Récemment, près de 20 migrants, dont de nombreux Kurdes, étaient morts calcinés par des feux de forêt qui dévorent la Grèce où par ailleurs l’extrême-droite appelle à la chasse aux migrants, certains allant jusqu’à demander à ce qu’on les abatte en « légitime défense ». Pour le journaliste Zafer Yörük, nous sommes à la veille d’une migration climatique de masse et la destruction accélérée de la nature d’une part et le massacre des réfugiés de l’autre.
Voici l’article de Zafer Yörük publié par le journal Duvar:
Incendies et massacres de réfugiés*
On peut parler d’une industrie mondiale de la migration très rentable. Dans ce tableau, les milliers de migrants qui ont perdu la vie par des incendie, noyade, par balle et bombardé ne sont enregistrés que comme « clandestins disparus » ou « victimes naturelles ».
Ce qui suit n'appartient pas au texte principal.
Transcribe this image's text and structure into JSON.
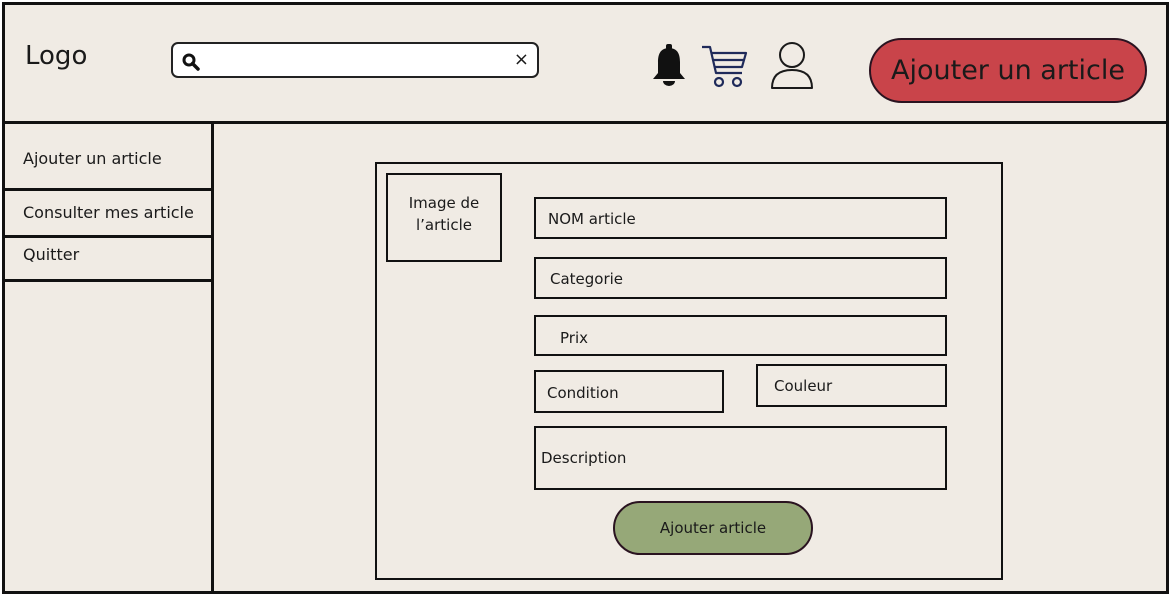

Çanakkale, Alexandroupoli [une ville turque et une ville grecque] et le Canada ; ils sont tous en feu. Les incendies de forêt de cette ampleur au nord du 40e parallèle sont nouveaux. Il est entendu que l’enfer qui a ravagé le sud ces dernières années se déplace vers le nord sur fond de changement climatique et de réchauffement de la planète. Jusqu’à présent, 18 corps humains ont été retrouvés dans la zone forestière entre Alexandroupolis (Alexandropolis) et Kavala, qui ont perdu la vie en brûlant ou en étouffant à cause de la fumée. On estime qu’il s’agit de réfugiés passant illégalement de Turquie vers la Grèce. Il est à craindre que davantage de cadavres de migrants soient retrouvés à mesure que le feu s’affaiblit et qu’on atteigne l’intérieur de la forêt. Les incendies de forêt en Colombie-Britannique, la région centrale du Canada, ont atteint pour la première fois une telle ampleur et une telle tendance à l’expansion ; Les gens sont évacués de leurs maisons alors que les flammes se propagent aux zones d’habitation. L’apocalypse se propage vers le nord. Les experts canadiens ont déterminé que le risque d’incendies de forêt dans le monde a été multiplié par sept en raison du changement climatique.
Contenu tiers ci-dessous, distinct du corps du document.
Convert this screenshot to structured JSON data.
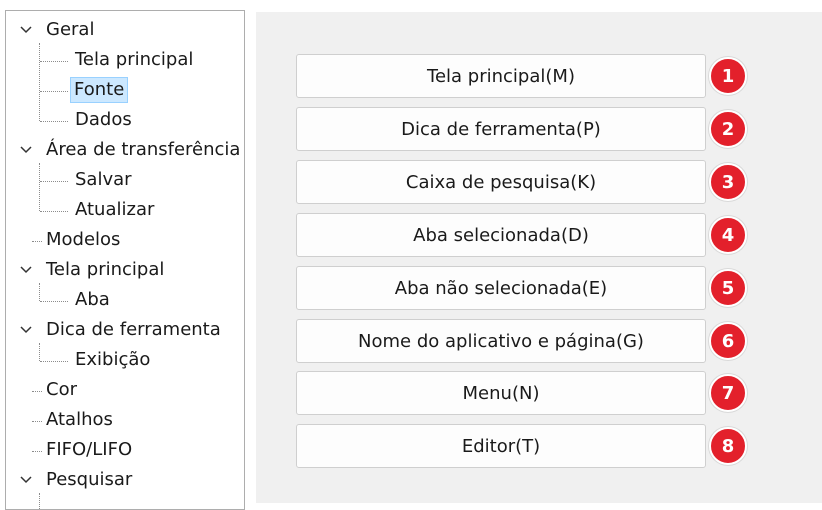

Des records historiques de température sont battus, des alertes de sécheresse sont émises et des incendies font rage depuis quelques années dans les vastes forêts de nombreuses régions d’Europe centrale et méridionale et dans le bassin méditerranéen. Début août, un incendie de forêt qui a explosé outre-Atlantique à Hawaï a dévasté la ville de Maui en quelques heures. Il a été enregistré que l’enfer, formé par la combinaison de l’air sec, du vent et de la chaleur extrême, a coûté la vie à 114 personnes. Le président Joe Biden, qui s’est rendu à Hawaï avec beaucoup de retard après l’incendie, a déclaré qu’il avait du mal à marcher sur le sol chaud.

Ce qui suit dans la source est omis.